3. About 800 genes or 15% are
shared between the two yeasts
only, that is, are yeast-specific.
4. A similar number are unique to
each yeast, more for Sc due to
genome duplication in Sc.
Neurospora crassa - bread mold
1. Beadle and Tatum’s “one-gene-one-enzyme” hypothesis.
2. Also used for circadian rhythm, genome defense systems, and DNA
methylation studies, e.g. led to recognition of importance in cancer.
3. 40 Mbp genome done by WGS at MIT-Whitehead.
4. ±10,000 predicted genes, so proteome is twice the size of the yeasts.
5. Roughly 1 gene per 4 kb, compared with 1 per 2 kb in yeasts, and 2
introns per gene on average. So genome is rather more complicated.
6. ±4,000 of these proteins had no matches in databases at the time.

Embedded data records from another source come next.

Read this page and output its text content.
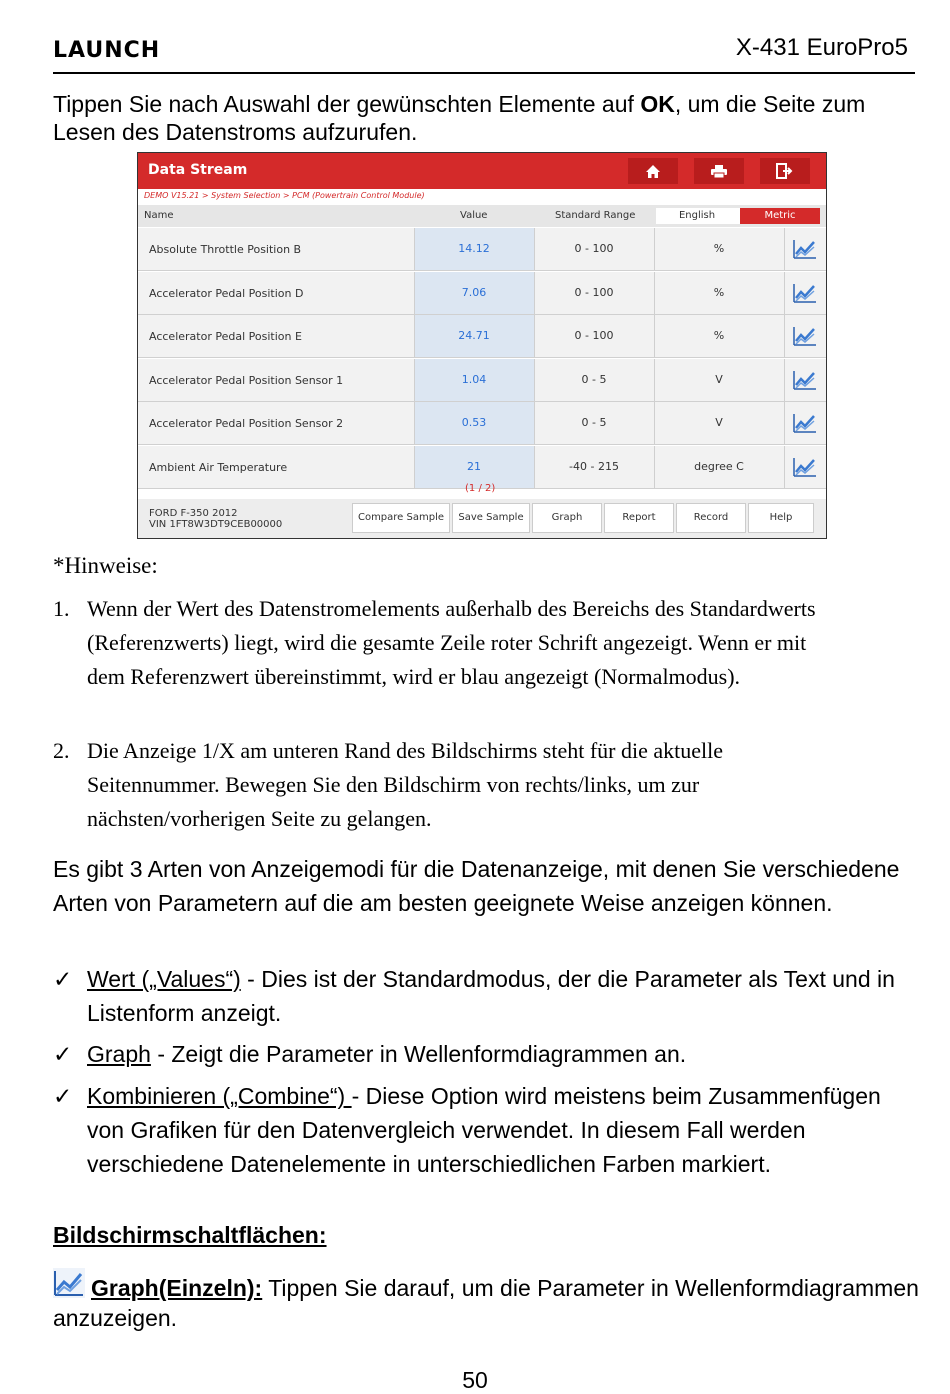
LAUNCH	X-431 EuroPro5
Tippen Sie nach Auswahl der gewünschten Elemente auf OK, um die Seite zum Lesen des Datenstroms aufzurufen.
Data Stream
DEMO V15.21 > System Selection > PCM (Powertrain Control Module)
Name	Value	Standard Range	English	Metric
Absolute Throttle Position B	14.12	0 - 100	%
Accelerator Pedal Position D	7.06	0 - 100	%
Accelerator Pedal Position E	24.71	0 - 100	%
Accelerator Pedal Position Sensor 1	1.04	0 - 5	V
Accelerator Pedal Position Sensor 2	0.53	0 - 5	V
Ambient Air Temperature	21	-40 - 215	degree C
(1 / 2)
FORD F-350 2012
VIN 1FT8W3DT9CEB00000
Compare Sample	Save Sample	Graph	Report	Record	Help
*Hinweise:
1. Wenn der Wert des Datenstromelements außerhalb des Bereichs des Standardwerts (Referenzwerts) liegt, wird die gesamte Zeile roter Schrift angezeigt. Wenn er mit dem Referenzwert übereinstimmt, wird er blau angezeigt (Normalmodus).
2. Die Anzeige 1/X am unteren Rand des Bildschirms steht für die aktuelle Seitennummer. Bewegen Sie den Bildschirm von rechts/links, um zur nächsten/vorherigen Seite zu gelangen.
Es gibt 3 Arten von Anzeigemodi für die Datenanzeige, mit denen Sie verschiedene Arten von Parametern auf die am besten geeignete Weise anzeigen können.
✓ Wert („Values“) - Dies ist der Standardmodus, der die Parameter als Text und in Listenform anzeigt.
✓ Graph - Zeigt die Parameter in Wellenformdiagrammen an.
✓ Kombinieren („Combine“) - Diese Option wird meistens beim Zusammenfügen von Grafiken für den Datenvergleich verwendet. In diesem Fall werden verschiedene Datenelemente in unterschiedlichen Farben markiert.
Bildschirmschaltflächen:
Graph(Einzeln): Tippen Sie darauf, um die Parameter in Wellenformdiagrammen anzuzeigen.
50
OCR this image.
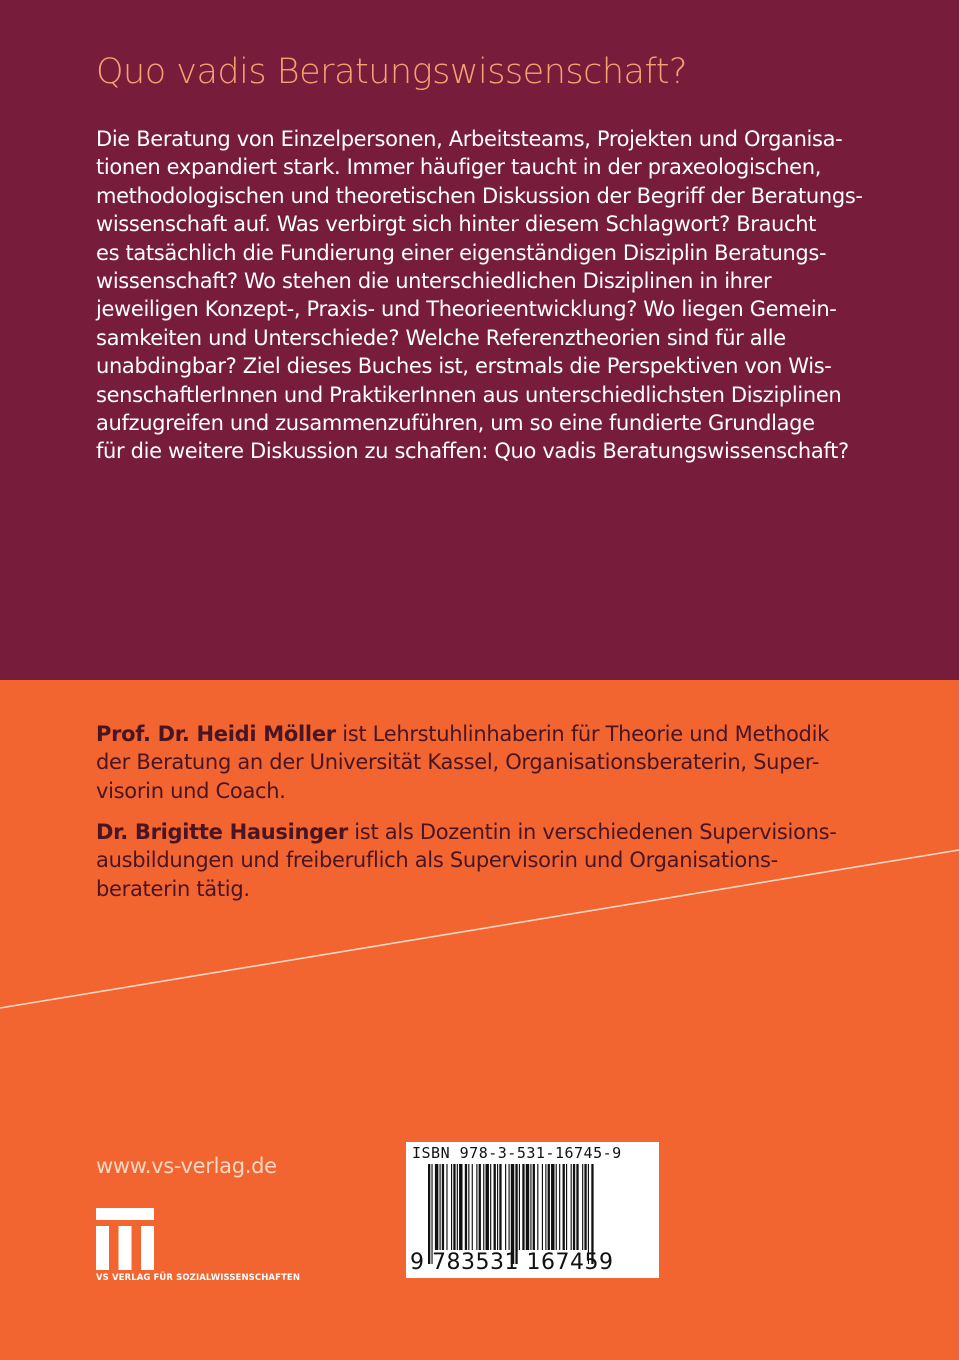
Quo vadis Beratungswissenschaft?
Die Beratung von Einzelpersonen, Arbeitsteams, Projekten und Organisa-
tionen expandiert stark. Immer häufiger taucht in der praxeologischen,
methodologischen und theoretischen Diskussion der Begriff der Beratungs-
wissenschaft auf. Was verbirgt sich hinter diesem Schlagwort? Braucht
es tatsächlich die Fundierung einer eigenständigen Disziplin Beratungs-
wissenschaft? Wo stehen die unterschiedlichen Disziplinen in ihrer
jeweiligen Konzept-, Praxis- und Theorieentwicklung? Wo liegen Gemein-
samkeiten und Unterschiede? Welche Referenztheorien sind für alle
unabdingbar? Ziel dieses Buches ist, erstmals die Perspektiven von Wis-
senschaftlerInnen und PraktikerInnen aus unterschiedlichsten Disziplinen
aufzugreifen und zusammenzuführen, um so eine fundierte Grundlage
für die weitere Diskussion zu schaffen: Quo vadis Beratungswissenschaft?
Prof. Dr. Heidi Möller ist Lehrstuhlinhaberin für Theorie und Methodik
der Beratung an der Universität Kassel, Organisationsberaterin, Super-
visorin und Coach.
Dr. Brigitte Hausinger ist als Dozentin in verschiedenen Supervisions-
ausbildungen und freiberuflich als Supervisorin und Organisations-
beraterin tätig.
www.vs-verlag.de
VS VERLAG FÜR SOZIALWISSENSCHAFTEN
ISBN 978-3-531-16745-9
9 783531 167459
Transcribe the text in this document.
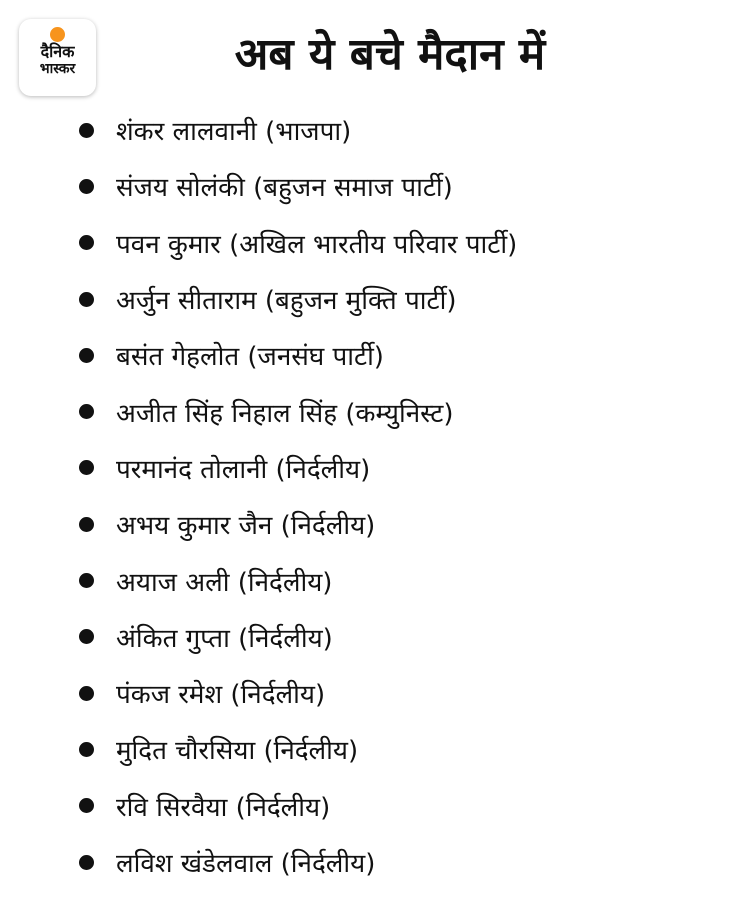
दैनिक
भास्कर	अब ये बचे मैदान में
शंकर लालवानी (भाजपा)
संजय सोलंकी (बहुजन समाज पार्टी)
पवन कुमार (अखिल भारतीय परिवार पार्टी)
अर्जुन सीताराम (बहुजन मुक्ति पार्टी)
बसंत गेहलोत (जनसंघ पार्टी)
अजीत सिंह निहाल सिंह (कम्युनिस्ट)
परमानंद तोलानी (निर्दलीय)
अभय कुमार जैन (निर्दलीय)
अयाज अली (निर्दलीय)
अंकित गुप्ता (निर्दलीय)
पंकज रमेश (निर्दलीय)
मुदित चौरसिया (निर्दलीय)
रवि सिरवैया (निर्दलीय)
लविश खंडेलवाल (निर्दलीय)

7. Repeat-induced point mutation
(RIP) is a novel genome-defense
mechanism whereby one copy of any
repeated sequence is methylated at
CpG dinucleotides and then is subject
to elevated rates of point mutations,
eventually becoming a pseudogene.
Defends against transposons, but also
limits the sizes of gene families.
Encephalitozoon cuniculi - microsporidian
1. Microspordia are obligate intracellular parasites of animals.
2. E. cuniculi infects mammals, including immune-compromised Hs.
3. Microsporidia don’t have mitochondria, so were once thought to be a
basal lineage of protists near the base of the Eukarya, but have some
mitochondrially-derived genes, so perhaps have a mitosome - below.
4. Genome is 3 Mbp with ±2000 genes.
5. Proteins 10-30% shorter than yeast.
6. Lost gene pathways, e.g. Krebs cycle.
Phytophthora infestans - an Oomycete
1. Cause of potato blight and the Irish potato famine.
2. Not really a fungus, but similar in biology.
3. 240 Mbp genome is relatively large, due to an explosion of repetitive
elements, making up 75% of the sequence.
4. Twice the size of two other Phytophthora, causing soybean root rot
and sudden oak death, due to these repeats.
5. Roughly 18,000 genes predicted, and comparisons allowed
recognition of rapidly evolving “disease effector protein” genes.
6. These mediate pathogenicity, and evasion of resistant potatoes.
7. They are buried in repeats, mediating some of their rapid evolution?